Sonntag, 14. Oktober 2018

Somalischer Migrant, der bei der Abschiebung von Passagieren aus dem Flugzeug geholt wurde entpuppt sich als gruppenvergwaltigender Islamextremist

(Bildquelle; Collage)

Unter dem billigen Gejubel linker Medienaktivisten spielte sich in Schweden vor kurzem eine junge Dame als Weltretterin auf, als sie in letzter Sekunde dafür sorgte, dass ein zur Abschiebung im Flugzeug sitzender Afghane das Land doch nicht verlassen musste. Am Ende stellte sich dann kleinlaut berichtet heraus, dass der Mann ein notorischer Frauenschläger war, Unterabteilung Elektrokabel. Die gleiche Schauspiel wiederholte sich gerade erst vor wenigen Tagen am Londoner Heathrow Flughafen, als erneut Passagiere aufbegehrten und die Abschiebung eines jungen Somalis verhinderten – ebenfalls wieder mit vergleichbar haarsträubender Hintergrundgeschichte, wie sich nun herausstellt.



Abschiebegrund: Gruppenvergwaltigung mit ideologischer Maximalfärbung



Die MailOnline berichtet zu dem Fall, dass der 29 Jahre junge Mann namens Yaqub Ahmed nach Somalia abgeschoben werden sollte, weil es sich bei den zunächst berichteten „schwerwiegenden Vergehen“ um eine Gruppenvergewaltigung an einem 16 Jahre alten Mädchen aus London handelte, wobei einer seiner Komplizen bei der Tat später beim IS anheuerte.

Seine Abschiebung wurde zunächst in letzter Sekunde verhindert, als er bereits im Flugzeug saß und sich plötzlich andere Passagiere lauthals für seinen Verbleib im Land eintraten. Offenbar wurde ein psychologischer Schaden bei dem Mann befürchtet, weil er mit der Abschiebung „von seiner Familie“ getrennt würde, so die beherzt eingreifenden Passagiere im Flugzeug.

Als die Passagiere den Aufstand probten und es zu einem Gedränge kam sah das Sicherheitspersonal keine andere Möglichkeit, als den Mann wieder von Bord zu nehmen. Wie berichtet wird rief ihm einer der Passagiere in voller Überzeugung, das richtige getan zu haben hinterher: „Jetzt bist du frei, Junge!“

Der Abschiebeversuch von Ahmed erfolgte nach einem neun jährigen Gefängnisaufenthalt, den er und seine Bandenmitglieder wegen einer Gruppenvergewaltigung im Jahr 2007 absaßen. Während Ahmed neun Jahre bekam wurden die anderen bereits früher entlassen. Darunter einer, der ebenfalls als Flüchtling aus Somalia stammte und einer, den es nach der frühen Entlassung zum Islamischen Staat weiterzog, um Syrien zu bereichern.
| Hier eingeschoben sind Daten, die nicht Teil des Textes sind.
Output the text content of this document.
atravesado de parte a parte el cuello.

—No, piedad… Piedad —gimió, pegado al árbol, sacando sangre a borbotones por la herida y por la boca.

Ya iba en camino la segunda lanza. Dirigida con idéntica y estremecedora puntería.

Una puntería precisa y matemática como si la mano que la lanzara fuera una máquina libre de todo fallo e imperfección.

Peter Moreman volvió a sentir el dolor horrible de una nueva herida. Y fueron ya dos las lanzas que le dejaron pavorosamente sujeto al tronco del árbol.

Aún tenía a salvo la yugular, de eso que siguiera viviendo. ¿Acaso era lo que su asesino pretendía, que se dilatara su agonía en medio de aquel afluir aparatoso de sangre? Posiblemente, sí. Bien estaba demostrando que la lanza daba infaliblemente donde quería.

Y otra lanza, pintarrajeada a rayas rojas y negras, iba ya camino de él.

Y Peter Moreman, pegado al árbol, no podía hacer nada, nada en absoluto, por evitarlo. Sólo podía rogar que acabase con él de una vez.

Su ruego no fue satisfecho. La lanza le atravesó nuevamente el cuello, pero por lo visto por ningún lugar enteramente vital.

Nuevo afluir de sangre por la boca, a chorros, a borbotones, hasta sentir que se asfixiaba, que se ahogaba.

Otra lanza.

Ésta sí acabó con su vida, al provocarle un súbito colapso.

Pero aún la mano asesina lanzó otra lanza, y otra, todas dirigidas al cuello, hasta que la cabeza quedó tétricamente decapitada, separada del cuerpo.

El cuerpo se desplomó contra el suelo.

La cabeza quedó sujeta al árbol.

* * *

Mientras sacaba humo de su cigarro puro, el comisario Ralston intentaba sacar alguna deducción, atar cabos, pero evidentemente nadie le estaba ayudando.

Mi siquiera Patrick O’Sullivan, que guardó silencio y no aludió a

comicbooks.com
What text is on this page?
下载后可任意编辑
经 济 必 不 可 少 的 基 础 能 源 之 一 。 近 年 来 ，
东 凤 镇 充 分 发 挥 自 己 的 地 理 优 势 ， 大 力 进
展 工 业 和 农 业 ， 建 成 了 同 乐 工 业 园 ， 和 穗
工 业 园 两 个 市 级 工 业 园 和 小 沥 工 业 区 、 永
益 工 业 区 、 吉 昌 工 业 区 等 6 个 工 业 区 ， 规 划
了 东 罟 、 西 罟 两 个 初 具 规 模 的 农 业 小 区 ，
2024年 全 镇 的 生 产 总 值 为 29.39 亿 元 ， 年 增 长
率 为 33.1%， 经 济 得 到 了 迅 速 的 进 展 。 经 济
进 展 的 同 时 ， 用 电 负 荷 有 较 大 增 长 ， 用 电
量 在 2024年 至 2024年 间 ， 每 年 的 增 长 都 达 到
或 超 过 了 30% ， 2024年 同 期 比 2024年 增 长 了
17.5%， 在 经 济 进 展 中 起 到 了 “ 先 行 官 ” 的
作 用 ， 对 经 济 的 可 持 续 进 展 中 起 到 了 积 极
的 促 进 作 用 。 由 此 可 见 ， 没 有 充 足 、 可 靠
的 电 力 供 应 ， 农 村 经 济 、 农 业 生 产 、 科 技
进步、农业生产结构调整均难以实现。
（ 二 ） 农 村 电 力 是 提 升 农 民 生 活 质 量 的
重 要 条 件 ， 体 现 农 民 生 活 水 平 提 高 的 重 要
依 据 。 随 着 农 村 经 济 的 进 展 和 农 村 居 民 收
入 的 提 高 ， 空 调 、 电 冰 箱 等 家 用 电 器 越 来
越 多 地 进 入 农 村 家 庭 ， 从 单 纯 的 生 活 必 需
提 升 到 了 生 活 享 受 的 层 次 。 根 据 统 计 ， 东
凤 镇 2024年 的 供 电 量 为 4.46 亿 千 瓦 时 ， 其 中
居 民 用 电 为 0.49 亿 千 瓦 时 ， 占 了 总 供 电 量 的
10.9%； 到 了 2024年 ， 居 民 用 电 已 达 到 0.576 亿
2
Der gute Ahmed, er kostete also zuerst einer Frau das Seelenheil für den Rest ihres Lebens und den britischen Steuerzahler danach sicherlich eine hohe 6-stellige Summe. und zum Dank soll er nun zurück unter die warme Bettdecke des britischen Sozialstaates schlüpfen (oder würden Sie ihm eine Arbeitsstelle anbieten?). Das alles mitsamt der im Gefängnis erfahrenen Abhärtung, der wahrscheinlich auch bei ihm deutlich ausgeprägten islamextremistischen Gesinnung und ohne jeglichen Sinn für auch nur grundlegende europäisch-zivilisierte Verhaltensweisen.

Noch halten ihn die Behörden zwar in einem Abschiebegefängnis fest und wollen sich erneut an seiner Abschiebung versuchen. Allerdings kann man sich heutzutage bekanntlich nie sicher sein, welche Kapriolen die Staatsverwaltung als nächstes schlägt. Wer weiß, vielleicht lassen sie ihn in ein paar Tagen mit Mitleidstränen in den Augen auch einfach laufen, damit der die Straßen von London wieder bereichern kann.

Die damals vergewaltigte Londonerin ist heute übrigens 27 Jahre alt. Ich frage mich, was ihr durch den Kopf gegangen sein muss, als sie das Gesicht ihres Peinigers in der Zeitung sah mitsamt der Empathie, die er von den mitleidigen Passagieren bekam.